Is the USA Healthcare Market Moving in the Right Direction?

I have been paying close attention to the debate on health insurance for a few years. Lately I been hearing of more and more employers dropping health insurance or raising the deductibles for their employees.  Judging from people I know, when their employer is not providing health insurance and people buy their own insurance they opt for high deductibles.  This is IMO what needs to happen.  Insurance should be only for what you cannot afford not for what you can afford.  I think most Americans would be better off and have a better relationship with their insurers and health care providers if they had annual deductibles of $20,000 to $50,000.  This would also cause some healthy price and spending consciousness.  Today nobody is looking to save money on treatments and that has lead to absurd and spiraling health care spending. 

I do not think employers would have taken on provision of health insurance for their employees if health care spending was 17% of the economy when they started. Spending 17% of the USA economy needs the attention of most all users with their individual situations and demands. Delegating the spending of 4% of the economy it to employers is much more sensible than delegating the spending of 17% of the economy to employers.

So aren't these trends likely to slow the rise in medical spending which is the only real problem with health care in the USA and if so is this just a needed adjustment?

One unrecognized fact that I have learned about health care is that health care beyond vaccinations, antibiotics and trauma care has very little impact on health. This idea has popped up again in the debate over how many lives would be saved if everyone had health insurance. 
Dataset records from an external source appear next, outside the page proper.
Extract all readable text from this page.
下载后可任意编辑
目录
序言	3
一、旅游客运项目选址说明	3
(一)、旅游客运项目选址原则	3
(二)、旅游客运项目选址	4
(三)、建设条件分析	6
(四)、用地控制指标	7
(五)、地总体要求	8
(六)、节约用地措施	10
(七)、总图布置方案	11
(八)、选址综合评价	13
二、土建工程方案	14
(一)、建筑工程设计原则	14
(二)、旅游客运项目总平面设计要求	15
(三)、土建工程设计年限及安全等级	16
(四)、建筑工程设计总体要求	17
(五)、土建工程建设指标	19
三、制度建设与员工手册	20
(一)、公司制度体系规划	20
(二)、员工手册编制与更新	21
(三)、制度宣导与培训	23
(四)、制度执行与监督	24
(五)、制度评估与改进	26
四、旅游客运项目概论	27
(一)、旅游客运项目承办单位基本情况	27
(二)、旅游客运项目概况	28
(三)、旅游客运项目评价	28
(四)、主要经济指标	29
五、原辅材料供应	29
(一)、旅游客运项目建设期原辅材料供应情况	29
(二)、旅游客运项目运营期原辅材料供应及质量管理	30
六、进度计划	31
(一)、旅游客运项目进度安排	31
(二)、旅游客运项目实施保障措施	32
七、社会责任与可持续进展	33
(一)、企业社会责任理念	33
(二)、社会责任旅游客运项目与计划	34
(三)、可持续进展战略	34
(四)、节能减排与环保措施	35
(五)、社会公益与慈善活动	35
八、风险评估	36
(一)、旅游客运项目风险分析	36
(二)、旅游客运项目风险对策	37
In theory universal health insurance save the person who due to a lack of insurance does not have a symptom checked until it is too late and so dies. Advocates of Government provided heath insurance like to cite a poorly done study that showed 40,000 premature deaths per year in the USA due to lack of health insurance but startlingly many more studies can find no additional deaths.

Everyone insured or uninsured gets the most effective basics; vaccinations, antibiotics and trauma care. Thankfully vaccinations, antibiotics are very cheap and affordable, they are cheap enough for public provision. Trauma care can be expensive but it is uncommon and has a big payoff, the patients are often young and most can completely recover and so can pay down a large bill over time.

Let me make a note everyone knows cancer survivors who are grateful that early treatment  saved their lives but autopsies often find that people had cancer for over 30 years and died of something other that cancer. Also cancer treatment takes some lives, operations and hospitals are dangerous. We really do not know how many lives Cancer treatment saves because some cancer is slow growing and probably would not have killed and fast growing cancer often kills despite treatment. It is only in cases of moderately growing cancers that lives are saved.  We do know which particular cases of cancer are slow growing which is why it is mostly treated

Some people may counter that if one life is saved then we should do it, but this is inconsistent and counter productive. It is inconsistent in that we know a lower speed limit could greatly reduce deaths due to auto accidents but we do not want that.  It is counter productive in that if it makes us poorer we could loose lives for other reasons (one simple example is that driving is much more dangerous than flying and the richer we are the more likely we are to fly than drive on long trips).